The combination of a wonderful but demanding promotion that caused work to bleed into my weekends and my dire lack of knowledge about farming led me to the conclusion that I need to step back, reassess, and rethink the order in which I’m doing things. So the farm class is on hold. I’m not really a drop-out, I’ve just deferred continuing until next year, but “drop-out” made a better headline. 

I have this tendency to run headlong into things. Once my mind is made up, it’s like the starting gun has been fired and I GO! This has served me well so far. After three months of dating, my husband and I decided to get married, and we did so just three months later. Next fall, we’ll celebrate our 25th anniversary. When I decided it was time to move from our last house, we had our property on the market and sold in about two weeks, and bought a new house just a week after that. So when I decided that it was time to learn more about farming, I didn’t hesitate to plunge into a class aimed at starting a farm business. I thought I was ready. But I’m not. Or maybe I was just on the wrong track.

I am ready, however, to get my hands dirty, and that is exactly the place I need to start. I need a season of planting something in my backyard patch of clay, of learning to make and use compost, of building a coop and getting a few hens. I have to start somewhere, and I’ve recognized that the place to do it is on this suburban plot I call Half-Acre Farm. Now I need to dig in. 

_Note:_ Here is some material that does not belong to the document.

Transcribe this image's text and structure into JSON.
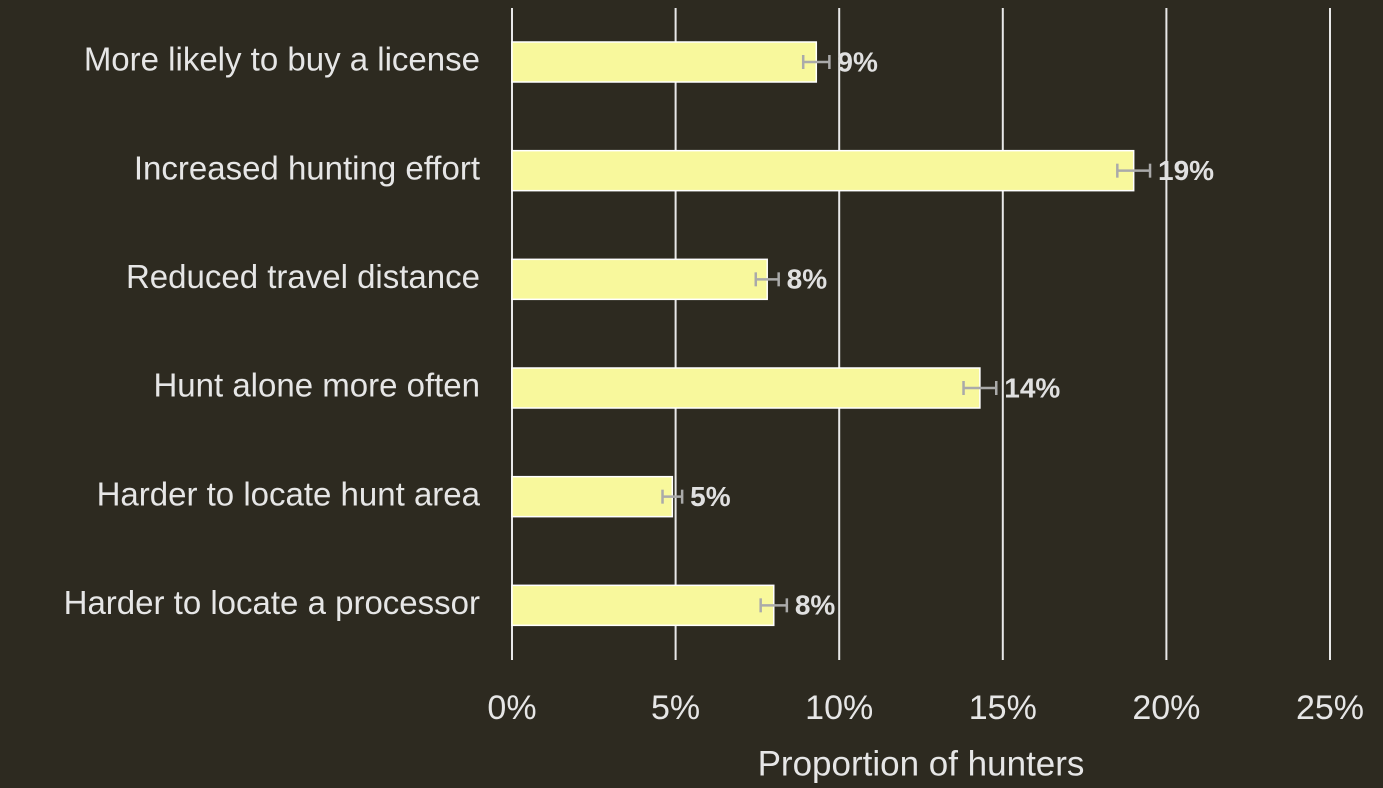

After my first day in class, I wrote about the irony of learning to farm in a windowless classroom–the very environment I’m seeking to escape. I still think there’s a place for what I was learning there, I just think I need to earn a place in that classroom first. As a wise farmer friend said to me, “Courses are great fun and very helpful, but learning by jumping in is exhilarating.” It’s funny–I was thinking that by taking a class in the business of farming, I was jumping in–but maybe I was jumping around the fact that no matter how much I learn about farming, there’s only one way to become a farmer, and that’s to do it. So, deep breath! Time to plunge in.

The goal now? Chickens. I’ve been talking about it forever. Time to do. Time to GO! Let’s see if this time, I’m on the right track.